South Shore women feel Kilimanjaro’s allure
Africa is a land travelers describe as a magical place because it takes people on a journey that starts long before they arrive. It’s been said that roaming the land simulates walking in the footsteps of our ancestors.
“You get a big sense of where we come from,” said Robin Twining, one of three South Lake Tahoe women who made the trip with nine others from Oct. 19 to Nov. 7.
She discovered more than the ancient continent’s roots and the romance of safari halfway across the globe.
Twining, her mother, Rosmarie, and Cassandra Chandler found a kinship with the native Masai people and an extraordinary sisterhood with six other women who scaled Africa’s highest peak — Mount Kilimanjaro. Twining and Chandler completed the six-day climb, while the elder Twining made it to Gilman’s Point at 18,635 feet.
Many outfitters take groups with porters carrying about 40 pounds. Lion’s Safari out of Tanzania, the nation where Kilimanjaro is located, took the women up the Marangu Route. This route comes with hut accommodations. The women enjoyed morning tea at 6 a.m.
The 19,340-foot mountain has a few notable distinctions that set it apart as a favorite travel destination.
For geologists and botanists, the climb takes hikers through five climate zones — including the rain forest between 5,000 and 9,000 feet and freezing temperatures on top.
“It’s amazing how one climate would end, and all of a sudden, you’re in another,” Twining said, while her mother nodded.
For climatologists, Kilimanjaro presents a study in global warming. The glacier has slowly shrunk over the years, alarming scientists.
For peak baggers, it’s one of the highest summits on the seven continents. Since making it to the top requires no technical ability, it is altitude sickness that affects many who storm up the trail.
Chandler, a personal trainer at Sierra Athletic Club, forced herself to saunter up the mountain. Hikers who negotiate Kilimanjaro at a turtle-like pace have a better chance of making it to the top.
“‘Pole, pole’ — we heard this all the time,” Chandler said of the Swahili term that means slowly.
Rosmarie Twining, 64, admitted to feeling intimidated by all the young people who signed the registry before the hike. But she soon discovered what often happened to the young bucks who didn’t heed the advice.

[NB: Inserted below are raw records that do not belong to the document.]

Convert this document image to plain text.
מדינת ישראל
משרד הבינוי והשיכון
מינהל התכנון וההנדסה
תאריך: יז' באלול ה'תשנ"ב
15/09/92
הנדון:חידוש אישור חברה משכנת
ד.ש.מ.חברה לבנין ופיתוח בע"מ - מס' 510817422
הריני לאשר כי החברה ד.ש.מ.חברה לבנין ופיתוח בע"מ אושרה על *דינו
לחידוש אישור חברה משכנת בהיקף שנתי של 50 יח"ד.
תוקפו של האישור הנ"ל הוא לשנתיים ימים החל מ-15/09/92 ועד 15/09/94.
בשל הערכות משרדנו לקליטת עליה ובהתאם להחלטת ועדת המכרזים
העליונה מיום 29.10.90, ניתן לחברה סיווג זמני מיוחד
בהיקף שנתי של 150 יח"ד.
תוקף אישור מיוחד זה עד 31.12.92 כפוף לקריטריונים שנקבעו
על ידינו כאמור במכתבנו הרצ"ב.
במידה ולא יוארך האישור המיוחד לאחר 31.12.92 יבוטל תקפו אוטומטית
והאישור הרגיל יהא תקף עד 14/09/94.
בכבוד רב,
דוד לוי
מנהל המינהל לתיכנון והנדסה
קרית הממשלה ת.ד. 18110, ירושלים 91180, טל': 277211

“You see these guys come down, young and strong, and they don’t make it. It made us wonder,” Robin Twining said.
Some struggled to get down — a common symptom of altitude sickness.
To stay up to par, Chandler drank an extraordinary amount of water by most hiking standards — 4 to 5 liters a day. Three is a must to avoid dehydration. At least 4 are recommended.
The practice gave her another challenge — finding a place to urinate.
Fortunately, the other hikers found themselves in the same boat.
She wrote in her journal of “butts everywhere,” as the mountain changed to a moonscape environment in the upper elevations.
“Forget about trying to hide,” Chandler said, laughing.
When nine women made it to the summit, Twining’s aunt — a cancer survivor — was the first.
“On everybody’s mind the whole way up was ‘are we going to make it?'” Robin Twining said.
The summit of Uhuru — meaning freedom in Swahili — held special meaning for Chandler, who took the ashes of her friend, Leland McSwain, to the top to release.
“He said I could do anything I put my mind to,” Chandler said of the Harrah’s bartender.
After the climb, Twining joined the group on a 10-day safari that led the women to the Ngorongoro Crater — acclaimed as a natural wonder of the world. On a treeless grasslands myriad species — zebra, wildebeest and gazelles — were the most abundant on the open plains.
Its crater floor, which spans 102 miles square, resembles a miniature Serengeti National Park, the world’s largest wildlife park.
The group also took jaunts to Nairobi and the Masai Mara Reserve. On safari, the group heard elephants and monkeys at night. By day, lions roamed the landscape. Twining’s favorite was the giraffe.
And who says you can’t take a piece of it with you?
Twining recalled how one woman bought a wooden carved giraffe standing 9 feet high. The group helped her drag it through the airport.
At least the woman’s boyfriend had the right idea. He picked her up from Los Angeles International Airport in a convertible.